I have written this in way to make it as much as possible non-confusing. I will start describing my problem and I will walk you through my question,
I have a double integration which I am trying to solve of the following form,
$$F=\int\limits_{0<\gamma_1<\gamma_2<+\infty} \mathcal{L}\bigl(\sum_{i=1}^2\gamma_i^{-1} \bigl)\ g(\gamma_1,\gamma_2)\ d\gamma_1 d\gamma_2$$
where $$\mathcal{L}(t) = \text{exp}\left(- \int_{\gamma_2}^\infty (1- \frac{1}{1+t \ x^{-1}})\ h(x)\ dx\right) $$ Now assume that $h(x)$ is a very complex expression, I tell you that $\mathcal{L(t)}$ can not be integrated in closed form analytically and should be solved numerically.
So to solve my problem I have to take numerical values of $t$ in order to integrate numerically. But notice that to solve my main integration $F$ defined above, I need to set $$t=\sum_{i=1}^2\gamma_i^{-1} $$ and then integrate numerically to obtain $L\bigl(\sum_{i=1}^2\gamma_i^{-1} \bigl)$ by taking numerical values of $\gamma_1$ and $\gamma_2$.
Now that I took numerical values of $\gamma_1$ and $\gamma_2$ to solve my $\mathcal {L}(t)$. My inner integral is then numerical values for certain values of $\gamma_1$ and $\gamma_2$ that I picked.
My question is, since I was obliged to take certain values of $\gamma_1$ and $\gamma_2$ to solve for my non-integrable function $\mathcal{L}(t)$ - since it happened to be that by $t$ is a function of $\gamma_1$ and $\gamma_2$. How would I proceed to solve my function $F$? Am I now obliged to integrate numerically over the same values of $\gamma_1$ and $\gamma_2$ I picked to solve for $\mathcal{L}(t)$ ?
In general do you think this way of analyzing such a problem is correct. Any better ideas on tackling such a problem? for example approximations/
Thanks
Since the inner integral included in $\mathcal{L(t)}$ cannot be determined in closed form and must be solved by numerical methods, the double outer integral included in $F$ has to be solved numerically as well. Calculating the inner integral allows you to obtain a tabulation of the values of $\mathcal{L(t)}$ for several values of $\gamma_1$ and $\gamma_2$. From this tabulation, a numerical integration technique can be used to calculate $F$ as well.

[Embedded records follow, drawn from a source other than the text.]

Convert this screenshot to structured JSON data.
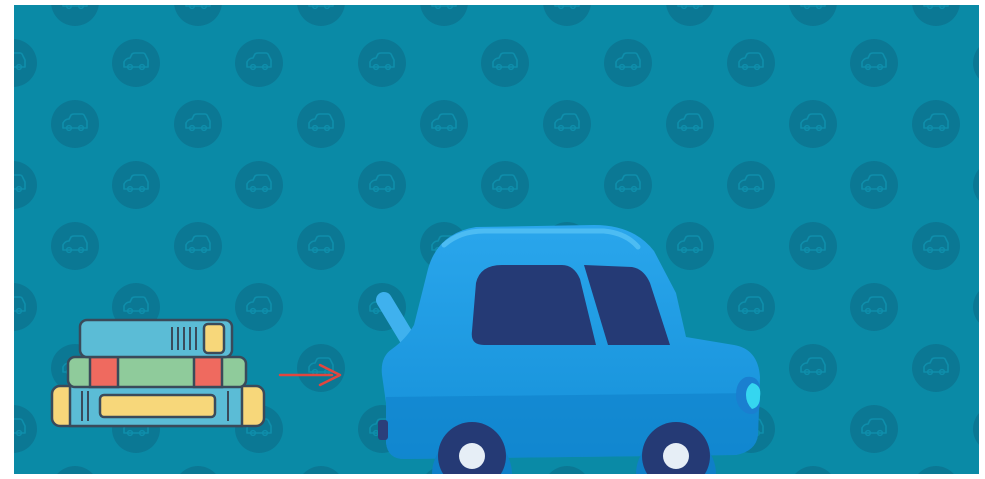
{
  "scene": {
    "background_color": "#0a8aa6",
    "pattern_circle_color": "#0b7894",
    "pattern_icon": "car-icon",
    "elements": [
      {
        "name": "book-stack-illustration",
        "icon": "books-icon"
      },
      {
        "name": "arrow-illustration",
        "icon": "arrow-right-icon",
        "color": "#e2463f"
      },
      {
        "name": "car-illustration",
        "icon": "hatchback-car-icon",
        "color": "#1d9be0"
      }
    ]
  }
}
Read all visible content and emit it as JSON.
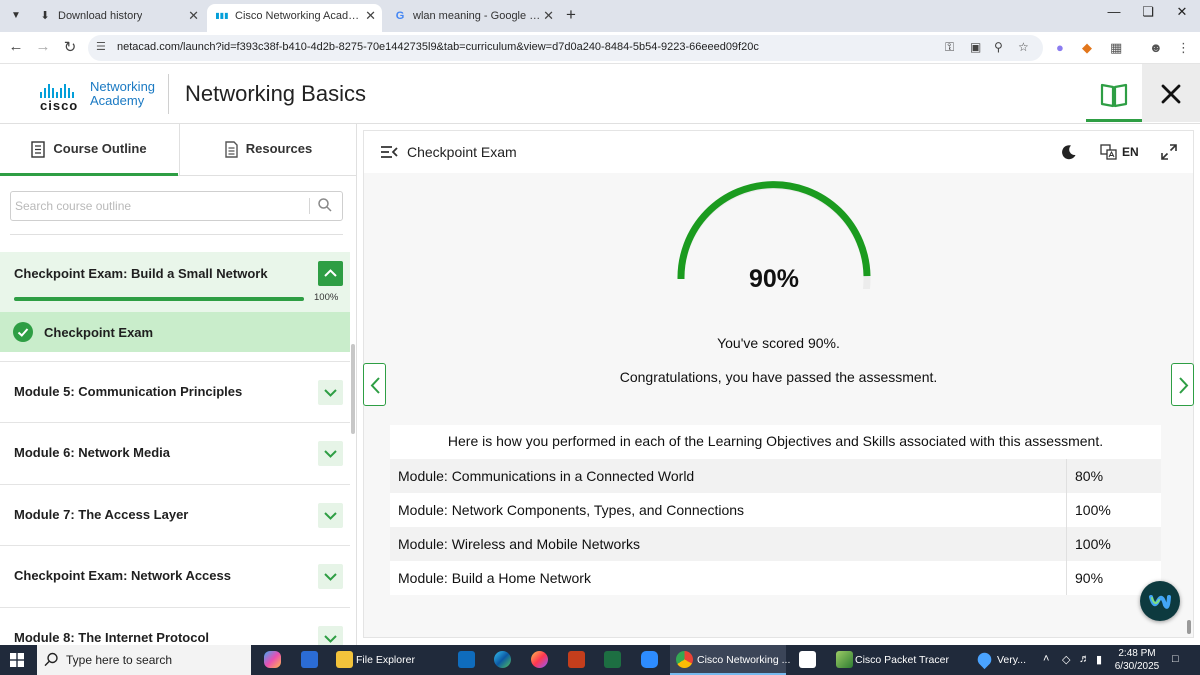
{
  "browser": {
    "tabs": [
      {
        "title": "Download history",
        "icon": "download-icon"
      },
      {
        "title": "Cisco Networking Academy: Co",
        "icon": "cisco-icon"
      },
      {
        "title": "wlan meaning - Google Search",
        "icon": "google-icon"
      }
    ],
    "url": "netacad.com/launch?id=f393c38f-b410-4d2b-8275-70e1442735l9&tab=curriculum&view=d7d0a240-8484-5b54-9223-66eeed09f20c"
  },
  "app": {
    "logo_brand": "cisco",
    "logo_line1": "Networking",
    "logo_line2": "Academy",
    "title": "Networking Basics"
  },
  "sidebar": {
    "tab_outline": "Course Outline",
    "tab_resources": "Resources",
    "search_placeholder": "Search course outline",
    "section": {
      "title": "Checkpoint Exam: Build a Small Network",
      "progress_label": "100%",
      "progress": 1.0
    },
    "active_item": "Checkpoint Exam",
    "modules": [
      "Module 5: Communication Principles",
      "Module 6: Network Media",
      "Module 7: The Access Layer",
      "Checkpoint Exam: Network Access",
      "Module 8: The Internet Protocol"
    ]
  },
  "content": {
    "title": "Checkpoint Exam",
    "language": "EN",
    "score_label": "90%",
    "score": 0.9,
    "score_msg": "You've scored 90%.",
    "congrats_msg": "Congratulations, you have passed the assessment.",
    "performance_header": "Here is how you performed in each of the Learning Objectives and Skills associated with this assessment.",
    "performance": [
      {
        "name": "Module: Communications in a Connected World",
        "value": "80%"
      },
      {
        "name": "Module: Network Components, Types, and Connections",
        "value": "100%"
      },
      {
        "name": "Module: Wireless and Mobile Networks",
        "value": "100%"
      },
      {
        "name": "Module: Build a Home Network",
        "value": "90%"
      }
    ]
  },
  "taskbar": {
    "search_placeholder": "Type here to search",
    "file_explorer": "File Explorer",
    "chrome": "Cisco Networking ...",
    "packet_tracer": "Cisco Packet Tracer",
    "weather": "Very...",
    "time": "2:48 PM",
    "date": "6/30/2025"
  },
  "colors": {
    "accent": "#2e9e44",
    "section_bg": "#e9f6ea",
    "active_item_bg": "#c9edcb",
    "taskbar": "#202a3b"
  }
}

Methods commonly used in this context (e.g. the Newton-Cotes quadrature formulas) typically approximate the integral of a function $f(x)$ by estimating various degree polynomials, starting from numerical values of $x$ and $f(x)$ tabulated at regularly spaced intervals. As correctly noted in the OP, it is therefore necessary to integrate numerically over the same values of $\gamma_1$ and $\gamma_2$ picked to solve for $\mathcal{L}(t)$. In this view, it is convenient to pick $\gamma_1$ and $\gamma_2$ values by choosing regular intervals, whose dimension should be predefined according to the desired precision level.

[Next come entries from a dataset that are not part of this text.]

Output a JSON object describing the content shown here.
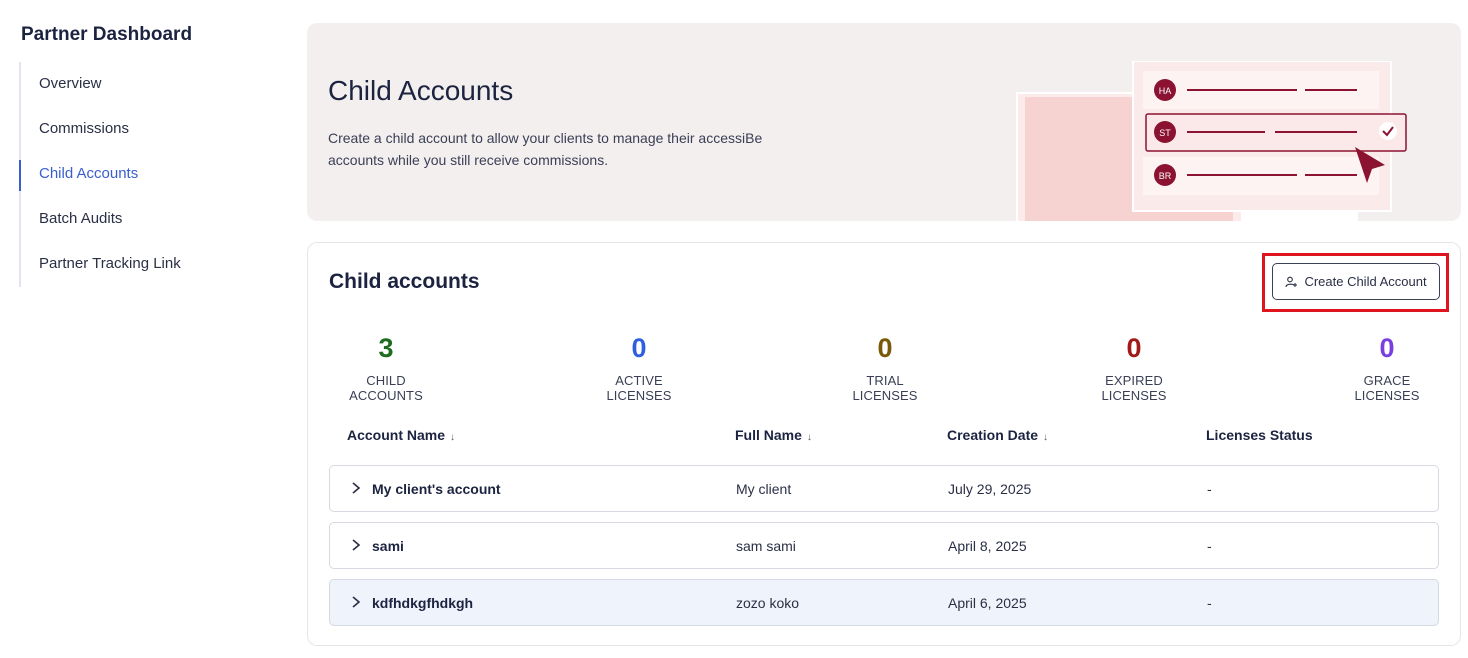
{
  "sidebar": {
    "title": "Partner Dashboard",
    "items": [
      {
        "label": "Overview"
      },
      {
        "label": "Commissions"
      },
      {
        "label": "Child Accounts",
        "active": true
      },
      {
        "label": "Batch Audits"
      },
      {
        "label": "Partner Tracking Link"
      }
    ]
  },
  "hero": {
    "title": "Child Accounts",
    "description": "Create a child account to allow your clients to manage their accessiBe accounts while you still receive commissions.",
    "illustration": {
      "avatars": [
        "HA",
        "ST",
        "BR"
      ],
      "accent": "#8b1230"
    }
  },
  "card": {
    "title": "Child accounts",
    "create_button": "Create Child Account",
    "create_button_icon": "add-user-icon"
  },
  "stats": [
    {
      "value": "3",
      "label": "CHILD ACCOUNTS",
      "color": "#1f6b1f"
    },
    {
      "value": "0",
      "label": "ACTIVE LICENSES",
      "color": "#2f5fe0"
    },
    {
      "value": "0",
      "label": "TRIAL LICENSES",
      "color": "#7a5a0a"
    },
    {
      "value": "0",
      "label": "EXPIRED LICENSES",
      "color": "#a01a1a"
    },
    {
      "value": "0",
      "label": "GRACE LICENSES",
      "color": "#7a3fe0"
    }
  ],
  "table": {
    "columns": [
      "Account Name",
      "Full Name",
      "Creation Date",
      "Licenses Status"
    ],
    "rows": [
      {
        "account": "My client's account",
        "full_name": "My client",
        "date": "July 29, 2025",
        "status": "-"
      },
      {
        "account": "sami",
        "full_name": "sam sami",
        "date": "April 8, 2025",
        "status": "-"
      },
      {
        "account": "kdfhdkgfhdkgh",
        "full_name": "zozo koko",
        "date": "April 6, 2025",
        "status": "-"
      }
    ]
  }
}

To solve the problem of integrating on an infinite domain, you could consider the possibility of mapping the infinite interval to a finite interval using an appropriate substitution, i.e. choosing a function of $\gamma_1$ and $\gamma_2$ that goes to infinity in a finite range (for example $\tan\gamma_i$, $\cot \gamma_i$, or others).